One such requirement will always be the statutory duty to give reasons for the decision. Where, for instance, the planning appeal has been dealt with by means of a hearing, the duty to give reasons arises under Rule 16 of the Town and Country Planning (Hearings Procedure) Rules 2000. Relevant jurisprudence can be summarised briefly by stating that the reasons for a decision must be intelligible and they must be adequate. They must enable the reader to understand why the matter was decided as it was and what conclusions were reached on the principal important issues. They should enable a disappointed developer, for example, to assess its prospects of obtaining some alternative development permission.


In Proudfoot Properties v Secretary of State for Communities and Local Government [2012] EWHC 2043 (Admin); [2012] PLSCS 173 an inspector, following a hearing, dismissed the claimants appeal against the refusal of the local planning authority (LPA) to grant planning permission for residential development on its land.

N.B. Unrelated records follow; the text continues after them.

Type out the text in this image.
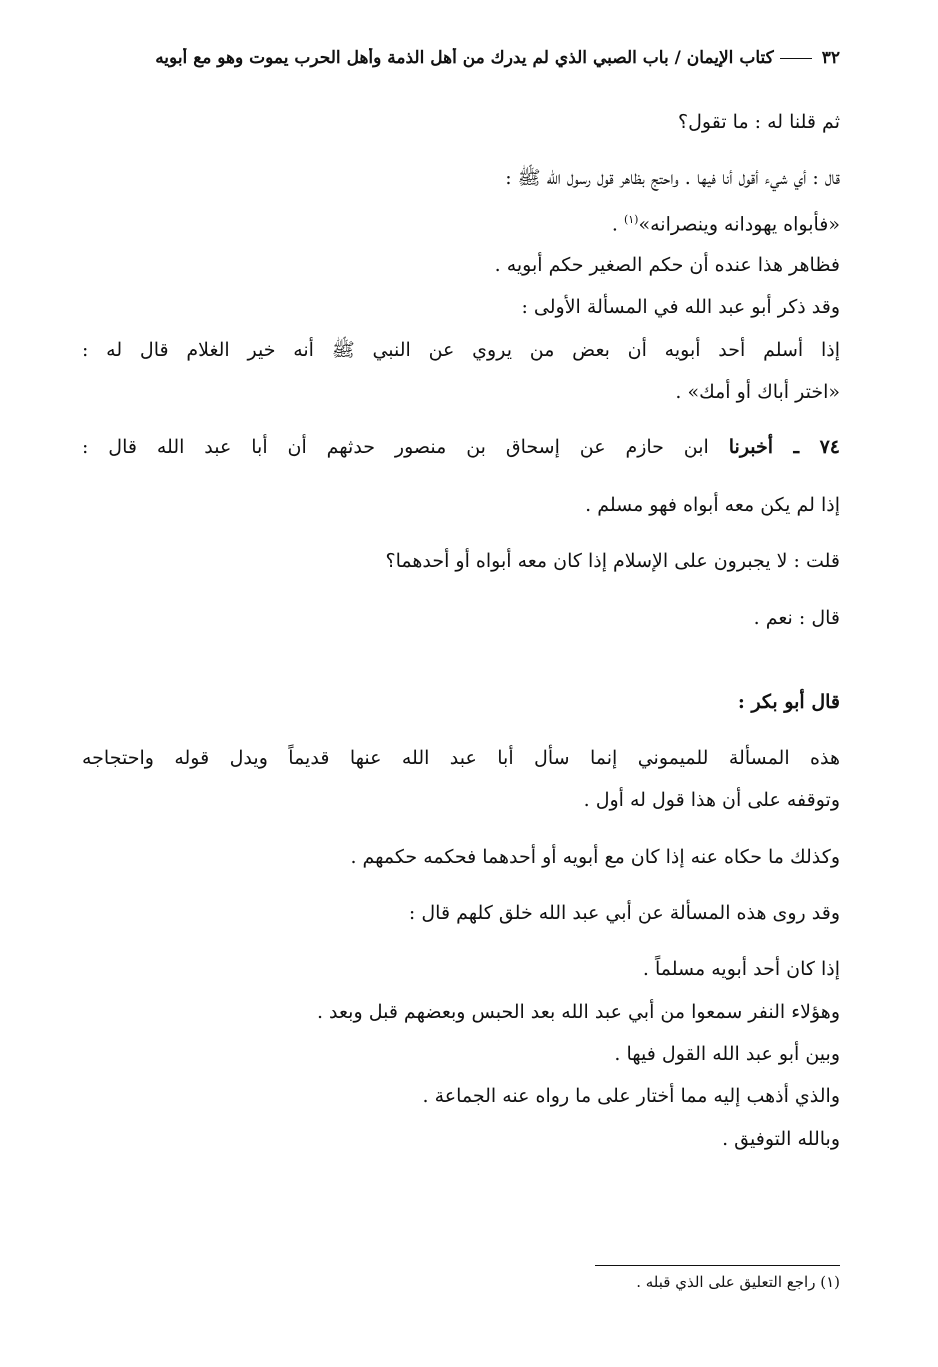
٣٢كتاب الإيمان / باب الصبي الذي لم يدرك من أهل الذمة وأهل الحرب يموت وهو مع أبويه
ثم قلنا له : ما تقول؟
قال : أي شيء أقول أنا فيها . واحتج بظاهر قول رسول الله ﷺ :
«فأبواه يهودانه وينصرانه»$^{(١)}$ .
فظاهر هذا عنده أن حكم الصغير حكم أبويه .
وقد ذكر أبو عبد الله في المسألة الأولى :
إذا أسلم أحد أبويه أن بعض من يروي عن النبي ﷺ أنه خير الغلام قال له :
«اختر أباك أو أمك» .
٧٤ ـ أخبرنا ابن حازم عن إسحاق بن منصور حدثهم أن أبا عبد الله قال :
إذا لم يكن معه أبواه فهو مسلم .
قلت : لا يجبرون على الإسلام إذا كان معه أبواه أو أحدهما؟
قال : نعم .
قال أبو بكر :
هذه المسألة للميموني إنما سأل أبا عبد الله عنها قديماً ويدل قوله واحتجاجه
وتوقفه على أن هذا قول له أول .
وكذلك ما حكاه عنه إذا كان مع أبويه أو أحدهما فحكمه حكمهم .
وقد روى هذه المسألة عن أبي عبد الله خلق كلهم قال :
إذا كان أحد أبويه مسلماً .
وهؤلاء النفر سمعوا من أبي عبد الله بعد الحبس وبعضهم قبل وبعد .
وبين أبو عبد الله القول فيها .
والذي أذهب إليه مما أختار على ما رواه عنه الجماعة .
وبالله التوفيق .
(١) راجع التعليق على الذي قبله .
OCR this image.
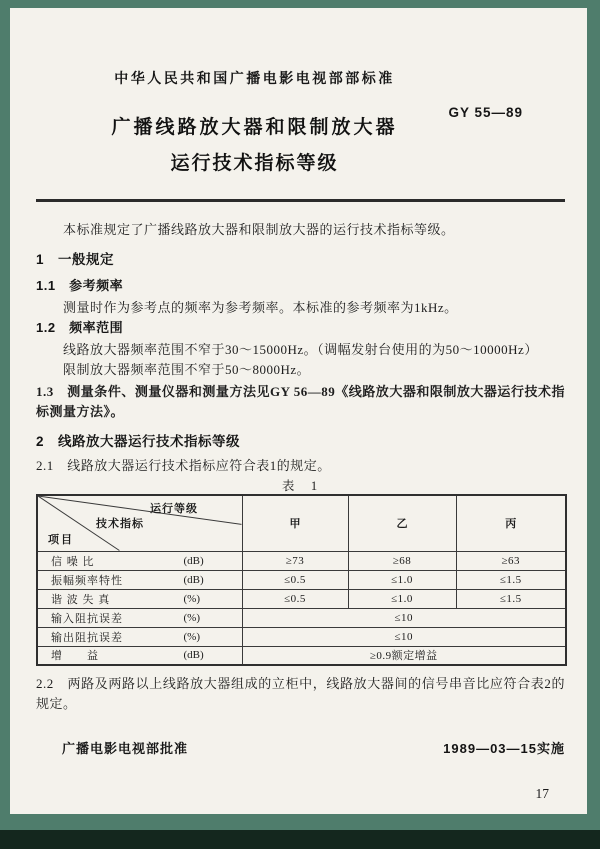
GY 55—89
中华人民共和国广播电影电视部部标准
广播线路放大器和限制放大器
运行技术指标等级

本标准规定了广播线路放大器和限制放大器的运行技术指标等级。

1　一般规定

1.1　参考频率

测量时作为参考点的频率为参考频率。本标准的参考频率为1kHz。

1.2　频率范围

线路放大器频率范围不窄于30～15000Hz。（调幅发射台使用的为50～10000Hz）

限制放大器频率范围不窄于50～8000Hz。

1.3　测量条件、测量仪器和测量方法见GY 56—89《线路放大器和限制放大器运行技术指标测量方法》。

2　线路放大器运行技术指标等级

2.1　线路放大器运行技术指标应符合表1的规定。

表　1
运行等级
技术指标
项目	甲	乙	丙

信 噪 比 (dB)	≥73	≥68	≥63

振幅频率特性 (dB)	≤0.5	≤1.0	≤1.5

谐 波 失 真 (%)	≤0.5	≤1.0	≤1.5

输入阻抗误差 (%)	≤10		

输出阻抗误差 (%)	≤10		

增　　益 (dB)	≥0.9额定增益		

2.2　两路及两路以上线路放大器组成的立柜中，线路放大器间的信号串音比应符合表2的规定。

广播电影电视部批准	1989—03—15实施
17
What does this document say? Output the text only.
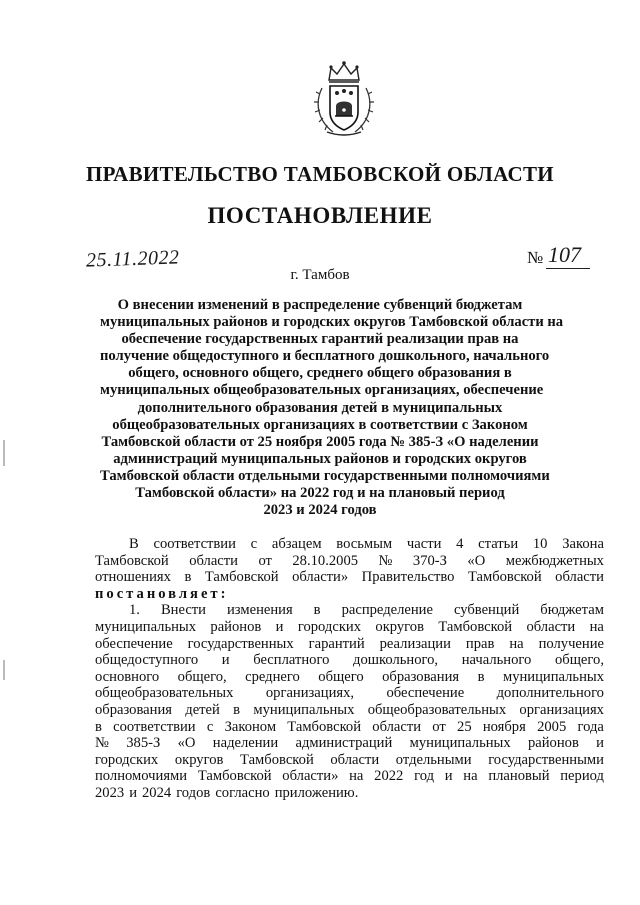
ПРАВИТЕЛЬСТВО ТАМБОВСКОЙ ОБЛАСТИ
ПОСТАНОВЛЕНИЕ
25.11.2022	№ 107
г. Тамбов
О внесении изменений в распределение субвенций бюджетам
муниципальных районов и городских округов Тамбовской области на
обеспечение государственных гарантий реализации прав на
получение общедоступного и бесплатного дошкольного, начального
общего, основного общего, среднего общего образования в
муниципальных общеобразовательных организациях, обеспечение
дополнительного образования детей в муниципальных
общеобразовательных организациях в соответствии с Законом
Тамбовской области от 25 ноября 2005 года № 385-З «О наделении
администраций муниципальных районов и городских округов
Тамбовской области отдельными государственными полномочиями
Тамбовской области» на 2022 год и на плановый период
2023 и 2024 годов
В соответствии с абзацем восьмым части 4 статьи 10 Закона
Тамбовской области от 28.10.2005 № 370-З «О межбюджетных
отношениях в Тамбовской области» Правительство Тамбовской области
постановляет:
1. Внести изменения в распределение субвенций бюджетам
муниципальных районов и городских округов Тамбовской области на
обеспечение государственных гарантий реализации прав на получение
общедоступного и бесплатного дошкольного, начального общего,
основного общего, среднего общего образования в муниципальных
общеобразовательных организациях, обеспечение дополнительного
образования детей в муниципальных общеобразовательных организациях
в соответствии с Законом Тамбовской области от 25 ноября 2005 года
№ 385-З «О наделении администраций муниципальных районов и
городских округов Тамбовской области отдельными государственными
полномочиями Тамбовской области» на 2022 год и на плановый период
2023 и 2024 годов согласно приложению.
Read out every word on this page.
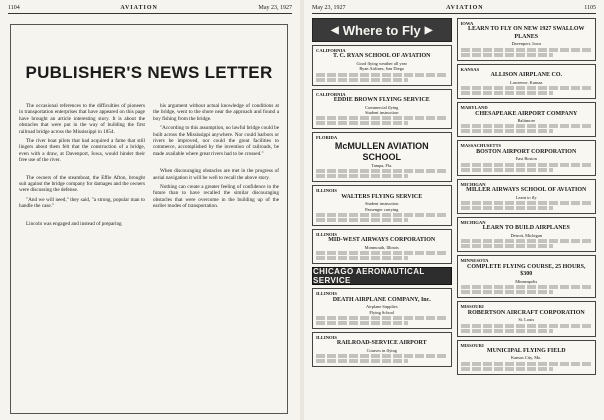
1104	AVIATION	May 23, 1927
PUBLISHER'S NEWS LETTER

The occasional references to the difficulties of pioneers in transportation enterprises that have appeared on this page have brought an article interesting story. It is about the obstacles that were put in the way of building the first railroad bridge across the Mississippi in 1854.

The river boat pilots that had acquired a fame that still lingers about them felt that the construction of a bridge, even with a draw, at Davenport, Iowa, would hinder their free use of the river.

The owners of the steamboat, the Effie Afton, brought suit against the bridge company for damages and the owners were discussing the defense.

"And we will need," they said, "a strong, popular man to handle the case."

Lincoln was engaged and instead of preparing

his argument without actual knowledge of conditions at the bridge, went to the shore near the approach and found a boy fishing from the bridge.

"According to this assumption, no lawful bridge could be built across the Mississippi anywhere. Nor could harbors or rivers be improved, nor could the great facilities to commerce, accomplished by the invention of railroads, be made available where great rivers had to be crossed."

When discouraging obstacles are met in the progress of aerial navigation it will be well to recall the above story.

Nothing can create a greater feeling of confidence in the future than to have recalled the similar discouraging obstacles that were overcome in the building up of the earlier modes of transportation.

May 23, 1927	AVIATION	1105
◀ Where to Fly ▶
CALIFORNIA
T. C. RYAN SCHOOL OF AVIATION
Good flying weather all year
Ryan Airlines, San Diego
CALIFORNIA
EDDIE BROWN FLYING SERVICE
Commercial flying
Student instruction
FLORIDA
McMULLEN AVIATION SCHOOL
Tampa, Fla.
ILLINOIS
WALTERS FLYING SERVICE
Student instruction
Passenger carrying
ILLINOIS
MID-WEST AIRWAYS CORPORATION
Monmouth, Illinois
CHICAGO AERONAUTICAL SERVICE
ILLINOIS
DEATH AIRPLANE COMPANY, Inc.
Airplane Supplies
Flying School
ILLINOIS
RAILROAD-SERVICE AIRPORT
Courses in flying
IOWA
LEARN TO FLY ON NEW 1927 SWALLOW PLANES
Davenport, Iowa
KANSAS
ALLISON AIRPLANE CO.
Lawrence, Kansas
MARYLAND
CHESAPEAKE AIRPORT COMPANY
Baltimore
MASSACHUSETTS
BOSTON AIRPORT CORPORATION
East Boston
MICHIGAN
MILLER AIRWAYS SCHOOL OF AVIATION
Learn to fly
MICHIGAN
LEARN TO BUILD AIRPLANES
Detroit, Michigan
MINNESOTA
COMPLETE FLYING COURSE, 25 HOURS, $300
Minneapolis
MISSOURI
ROBERTSON AIRCRAFT CORPORATION
St. Louis
MISSOURI
MUNICIPAL FLYING FIELD
Kansas City, Mo.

The sole ground of challenge was that the inspector had failed to give adequate reasons for his conclusions on two specific issues, namely the claimant’s personal circumstances and the claimant’s rights under Article 1 of the First Protocol to the ECHR. The facts the claimant alleged in support were that it had undertaken with the LPA to cease using its land for intensive pig-rearing as part of a deal whereby the LPA had agreed to permit an alternative development on the land, the LPA had failed to do this, there had been accordingly a breach of its Article 1 rights and it had suffered economic loss as a consequence.


The court allowed the claim, holding that while the inspector had given reasons for his conclusions on what clearly were two important issues in the appeal, they were not adequate. This caused the claimant substantial prejudice both in the context of a legal challenge and in relation to future applications for planning permission in respect of the land.